Benedict XVI encouraged helping young migrants in every way possible, first of all by providing support for their families and schools.
“But how complex the situations are, and how numerous the difficulties these young people encounter in their family and school contexts,” he acknowledged.
The Pope continued: “Everyone’s commitment — teachers, families and students — will surely contribute to helping the young migrants to face in the best way possible the challenge of integration and offer them the possibility to acquire what can aid their human, cultural and professional formation.
“This holds even more for the young refugees for whom adequate programs will have to be prepared, both in the scholastic and the work contexts, in order to guarantee their preparation and provide the necessary bases for a correct insertion into the new social, cultural and professional world.”
Finally, the Holy Father returned to a theme he mentioned in his message last year for this world day: students who emigrate to study.
“They are young people who need a specific pastoral care because they are not just students, like all the rest, but also temporary migrants,” the Pontiff explained. “They often feel alone under the pressure of their studies and sometimes they are also constricted by economic difficulties. The Church, in her maternal concern, looks at them with affection and tries to put specific pastoral and social interventions into action that will take the great resources of their youth into consideration.”
Benedict XVI concluded by addressing young migrants: “Prepare yourselves to build together with your young peers a more just and fraternal society by fulfilling your duties scrupulously and seriously toward your families and the state.
“Be respectful of the laws and never let yourselves be carried away by hatred and violence.
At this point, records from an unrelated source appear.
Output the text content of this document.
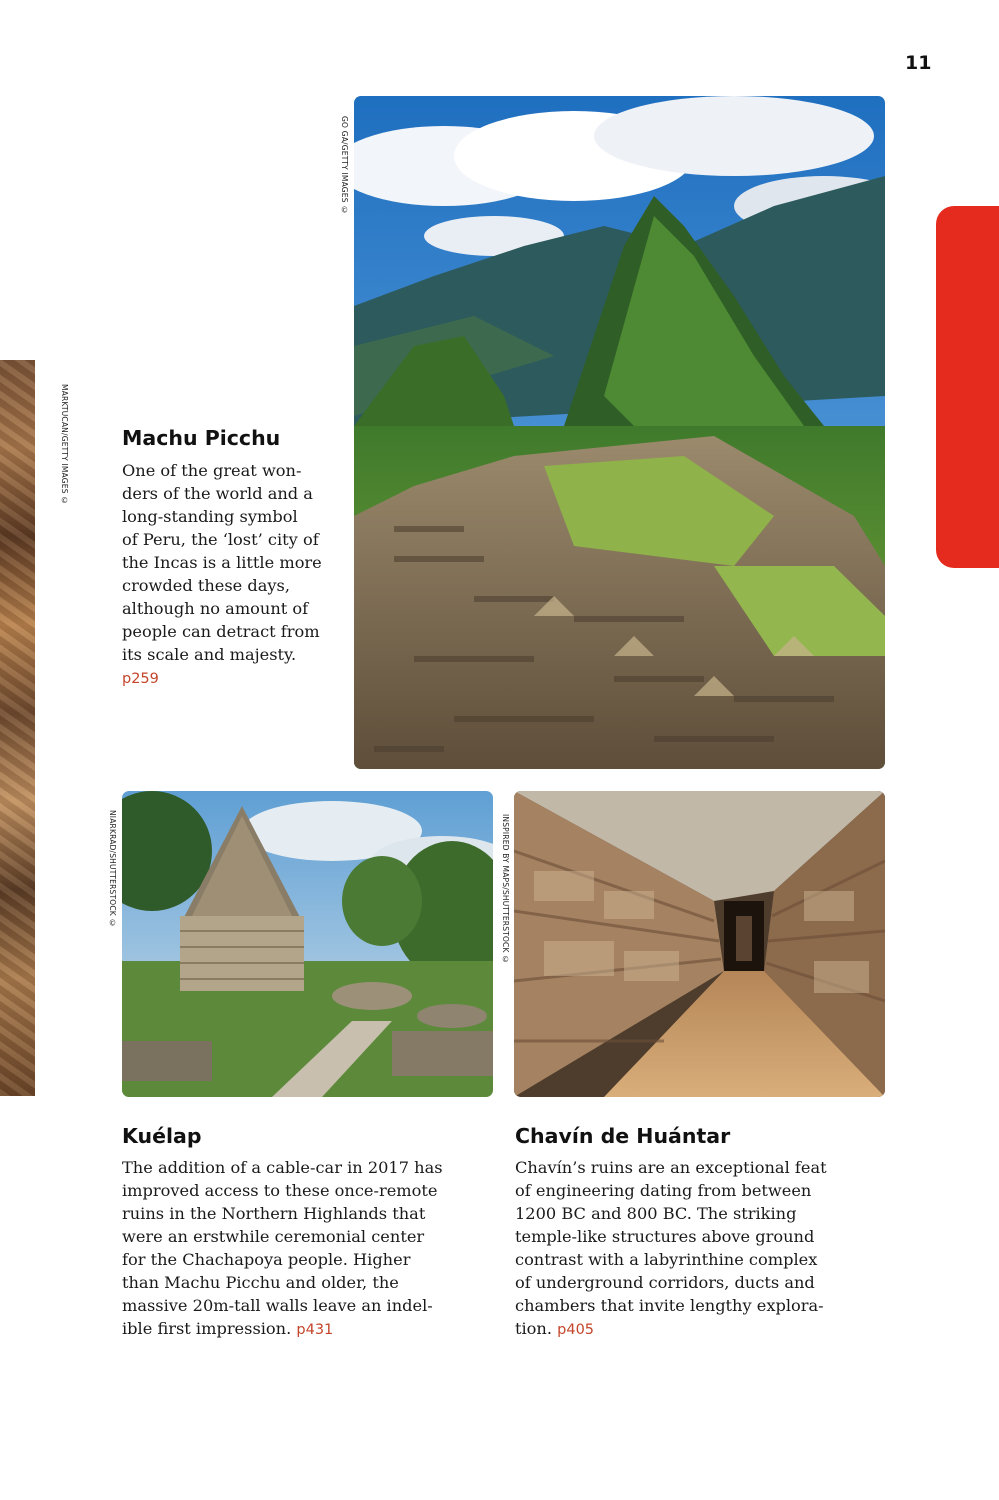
11
MARKTUCAN/GETTY IMAGES ©
GO GA/GETTY IMAGES ©
Machu Picchu
One of the great won-
ders of the world and a
long-standing symbol
of Peru, the ‘lost’ city of
the Incas is a little more
crowded these days,
although no amount of
people can detract from
its scale and majesty.
p259
NIARKRAD/SHUTTERSTOCK ©	INSPIRED BY MAPS/SHUTTERSTOCK ©
Kuélap
The addition of a cable-car in 2017 has
improved access to these once-remote
ruins in the Northern Highlands that
were an erstwhile ceremonial center
for the Chachapoya people. Higher
than Machu Picchu and older, the
massive 20m-tall walls leave an indel-
ible first impression. p431
Chavín de Huántar
Chavín’s ruins are an exceptional feat
of engineering dating from between
1200 BC and 800 BC. The striking
temple-like structures above ground
contrast with a labyrinthine complex
of underground corridors, ducts and
chambers that invite lengthy explora-
tion. p405
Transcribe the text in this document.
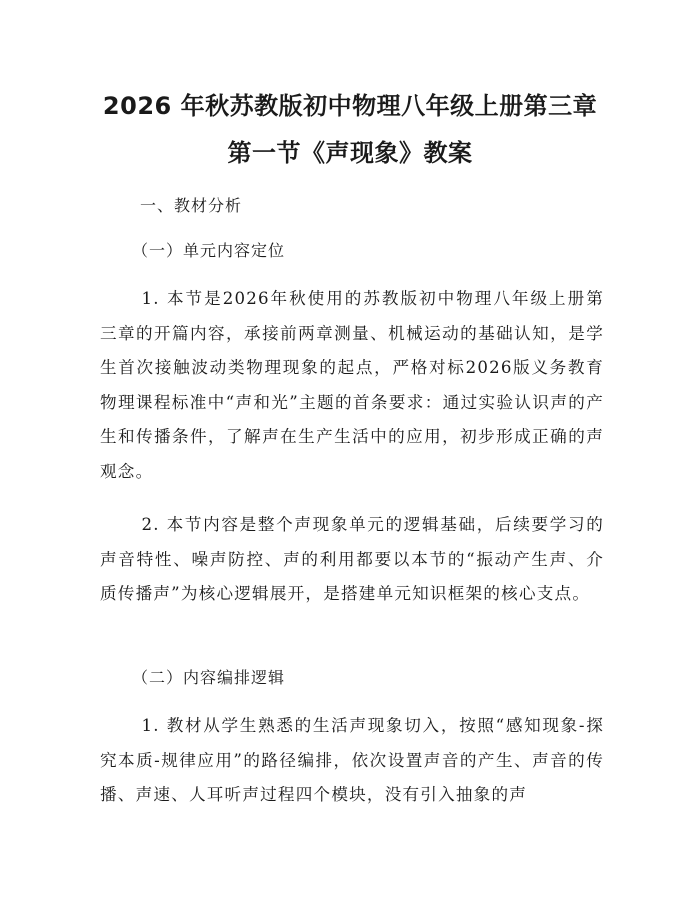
2026 年秋苏教版初中物理八年级上册第三章
第一节《声现象》教案
一、教材分析
（一）单元内容定位

1. 本节是2026年秋使用的苏教版初中物理八年级上册第三章的开篇内容，承接前两章测量、机械运动的基础认知，是学生首次接触波动类物理现象的起点，严格对标2026版义务教育物理课程标准中“声和光”主题的首条要求：通过实验认识声的产生和传播条件，了解声在生产生活中的应用，初步形成正确的声观念。

2. 本节内容是整个声现象单元的逻辑基础，后续要学习的声音特性、噪声防控、声的利用都要以本节的“振动产生声、介质传播声”为核心逻辑展开，是搭建单元知识框架的核心支点。

（二）内容编排逻辑

1. 教材从学生熟悉的生活声现象切入，按照“感知现象-探究本质-规律应用”的路径编排，依次设置声音的产生、声音的传播、声速、人耳听声过程四个模块，没有引入抽象的声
Try instead to be protagonists as of now of a world where understanding and solidarity, justice and peace will reign.
“Jesus wants you to be his true friends, and for this it is necessary for you to cultivate a close relationship with him constantly in prayer and docile listening to his word. He wants you to be his witnesses, and for this it is necessary for you to be committed to living the Gospel courageously and expressing it in concrete acts of love of God and generous service to your brothers and sisters. The Church needs you too and is counting on your contribution.”